En general, una isoforma de proteína se etiqueta como la secuencia canónica en función de criterios como su prevalencia y similitud con secuencias ortólogas (o funcionalmente análogas) en otras especies. [15] Se supone que las isoformas tienen propiedades funcionales similares, ya que la mayoría tienen secuencias similares y comparten algunos o la mayoría de los exones con la secuencia canónica. Sin embargo, algunas isoformas muestran una divergencia mucho mayor (por ejemplo, a través del trans-splicing ) y pueden compartir pocos o ningún exón con la secuencia canónica. Además, pueden tener diferentes efectos biológicos (por ejemplo, en un caso extremo, la función de una isoforma puede promover la supervivencia celular, mientras que otra promueve la muerte celular) o pueden tener funciones básicas similares pero diferir en su localización subcelular. [16] Sin embargo, un estudio de 2016 caracterizó funcionalmente todas las isoformas de 1492 genes y determinó que la mayoría de las isoformas se comportan como "aloformas funcionales". Los autores llegaron a la conclusión de que las isoformas se comportan como proteínas distintas después de observar que las funciones de la mayoría de las isoformas no se superponían. [17] Debido a que el estudio se realizó en células in vitro , no se sabe si las isoformas en el proteoma humano expresado comparten estas características. Además, debido a que la función de cada isoforma generalmente debe determinarse por separado, la mayoría de las isoformas identificadas y predichas aún tienen funciones desconocidas.

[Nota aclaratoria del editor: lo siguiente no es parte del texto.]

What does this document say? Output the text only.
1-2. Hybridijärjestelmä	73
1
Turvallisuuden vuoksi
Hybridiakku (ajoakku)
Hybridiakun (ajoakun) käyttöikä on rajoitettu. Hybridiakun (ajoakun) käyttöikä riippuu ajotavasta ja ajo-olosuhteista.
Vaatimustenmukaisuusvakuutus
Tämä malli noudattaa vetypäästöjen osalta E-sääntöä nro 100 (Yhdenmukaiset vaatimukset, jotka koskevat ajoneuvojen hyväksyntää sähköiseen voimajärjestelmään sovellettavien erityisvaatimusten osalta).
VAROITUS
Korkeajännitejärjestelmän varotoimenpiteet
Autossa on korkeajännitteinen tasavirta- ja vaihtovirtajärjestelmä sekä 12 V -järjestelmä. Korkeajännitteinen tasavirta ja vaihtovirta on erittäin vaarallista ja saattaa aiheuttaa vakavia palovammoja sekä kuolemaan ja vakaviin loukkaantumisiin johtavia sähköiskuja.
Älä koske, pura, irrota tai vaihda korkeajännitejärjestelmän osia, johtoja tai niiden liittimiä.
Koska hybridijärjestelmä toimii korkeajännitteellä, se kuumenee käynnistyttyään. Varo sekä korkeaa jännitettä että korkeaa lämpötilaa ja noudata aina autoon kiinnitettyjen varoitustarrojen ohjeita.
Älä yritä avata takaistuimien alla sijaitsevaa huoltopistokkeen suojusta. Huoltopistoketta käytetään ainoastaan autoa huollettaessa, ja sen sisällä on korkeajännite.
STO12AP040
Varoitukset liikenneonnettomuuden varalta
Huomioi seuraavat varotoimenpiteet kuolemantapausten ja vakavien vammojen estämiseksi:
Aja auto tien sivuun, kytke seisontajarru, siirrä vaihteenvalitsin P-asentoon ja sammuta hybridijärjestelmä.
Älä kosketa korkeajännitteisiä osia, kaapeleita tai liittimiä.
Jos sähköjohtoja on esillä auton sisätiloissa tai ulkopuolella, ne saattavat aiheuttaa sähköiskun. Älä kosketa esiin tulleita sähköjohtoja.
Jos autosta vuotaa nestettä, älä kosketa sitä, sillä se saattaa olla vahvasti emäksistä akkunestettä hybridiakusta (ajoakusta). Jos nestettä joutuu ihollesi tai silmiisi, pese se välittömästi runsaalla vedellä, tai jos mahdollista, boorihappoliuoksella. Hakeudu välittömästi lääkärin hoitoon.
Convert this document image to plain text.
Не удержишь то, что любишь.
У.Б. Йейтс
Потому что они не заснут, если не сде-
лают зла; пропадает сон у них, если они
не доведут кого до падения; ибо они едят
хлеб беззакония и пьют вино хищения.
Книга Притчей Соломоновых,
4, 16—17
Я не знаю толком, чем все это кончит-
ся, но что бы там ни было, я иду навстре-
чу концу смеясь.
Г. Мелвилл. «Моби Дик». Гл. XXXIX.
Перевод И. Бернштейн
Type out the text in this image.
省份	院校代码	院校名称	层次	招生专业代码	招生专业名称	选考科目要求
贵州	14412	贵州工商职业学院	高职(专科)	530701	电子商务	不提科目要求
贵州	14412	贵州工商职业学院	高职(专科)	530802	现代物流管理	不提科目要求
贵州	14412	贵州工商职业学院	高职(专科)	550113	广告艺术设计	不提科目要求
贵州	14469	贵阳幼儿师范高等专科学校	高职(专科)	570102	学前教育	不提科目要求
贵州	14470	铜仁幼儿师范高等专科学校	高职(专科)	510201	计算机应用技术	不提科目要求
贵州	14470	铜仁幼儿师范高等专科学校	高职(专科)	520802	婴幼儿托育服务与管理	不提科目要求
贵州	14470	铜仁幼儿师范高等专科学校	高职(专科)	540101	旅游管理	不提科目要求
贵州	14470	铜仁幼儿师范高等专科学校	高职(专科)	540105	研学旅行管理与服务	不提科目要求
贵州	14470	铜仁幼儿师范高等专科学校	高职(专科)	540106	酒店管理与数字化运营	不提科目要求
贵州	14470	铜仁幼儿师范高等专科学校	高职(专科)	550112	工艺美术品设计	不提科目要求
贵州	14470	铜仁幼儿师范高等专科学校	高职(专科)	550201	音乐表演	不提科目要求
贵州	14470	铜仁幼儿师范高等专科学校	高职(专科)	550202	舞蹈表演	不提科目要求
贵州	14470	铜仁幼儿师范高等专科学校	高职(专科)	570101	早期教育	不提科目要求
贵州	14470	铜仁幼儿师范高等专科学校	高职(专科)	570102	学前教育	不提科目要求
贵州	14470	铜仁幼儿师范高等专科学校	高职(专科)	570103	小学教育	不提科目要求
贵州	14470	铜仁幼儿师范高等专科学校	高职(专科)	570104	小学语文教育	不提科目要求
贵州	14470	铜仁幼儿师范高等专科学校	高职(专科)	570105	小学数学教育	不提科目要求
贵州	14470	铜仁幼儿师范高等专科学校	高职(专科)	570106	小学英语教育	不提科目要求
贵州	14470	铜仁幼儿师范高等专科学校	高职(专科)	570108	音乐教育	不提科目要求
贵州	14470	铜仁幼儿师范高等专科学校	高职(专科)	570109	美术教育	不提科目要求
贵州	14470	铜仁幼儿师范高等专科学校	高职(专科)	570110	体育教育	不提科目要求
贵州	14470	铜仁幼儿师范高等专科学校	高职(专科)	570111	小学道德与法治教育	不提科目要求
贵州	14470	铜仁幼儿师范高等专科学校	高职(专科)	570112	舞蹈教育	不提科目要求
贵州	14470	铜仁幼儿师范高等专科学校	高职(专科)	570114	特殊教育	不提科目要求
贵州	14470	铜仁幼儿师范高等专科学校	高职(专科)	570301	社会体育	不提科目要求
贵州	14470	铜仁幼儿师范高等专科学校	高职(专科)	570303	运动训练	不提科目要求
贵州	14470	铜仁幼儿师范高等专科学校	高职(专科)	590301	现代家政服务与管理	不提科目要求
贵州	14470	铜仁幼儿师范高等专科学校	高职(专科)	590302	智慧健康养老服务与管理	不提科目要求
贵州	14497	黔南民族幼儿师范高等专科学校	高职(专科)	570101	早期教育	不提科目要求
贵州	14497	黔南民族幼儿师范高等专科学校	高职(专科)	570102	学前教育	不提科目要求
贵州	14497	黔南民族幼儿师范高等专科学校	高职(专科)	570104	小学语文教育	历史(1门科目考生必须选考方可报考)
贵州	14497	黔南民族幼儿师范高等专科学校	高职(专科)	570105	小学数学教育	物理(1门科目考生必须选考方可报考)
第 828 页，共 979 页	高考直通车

Una glicoforma es una isoforma de una proteína que difiere solo con respecto al número o tipo de glicano unido . Las glicoproteínas a menudo consisten en varias glicoformas diferentes, con alteraciones en el sacárido u oligosacárido unido . Estas modificaciones pueden resultar de diferencias en la biosíntesis durante el proceso de glicosilación , o debido a la acción de glicosidasas o glicosiltransferasas . Las glicoformas se pueden detectar a través de un análisis químico detallado de glicoformas separadas, pero se detectan más convenientemente a través de una reacción diferencial con lectinas , como en la cromatografía de afinidad de lectina y la electroforesis de afinidad de lectina . Ejemplos típicos de glicoproteínas que consisten en glicoformas son las proteínas sanguíneas como orosomucoide , antitripsina y haptoglobina . Una variación inusual de glicoforma se observa en la molécula de adhesión celular neuronal, NCAM que involucra ácidos polisiálicos, PSA .
La monoaminooxidasa , una familia de enzimas que catalizan la oxidación de monoaminas, existe en dos isoformas, MAO-A y MAO-B.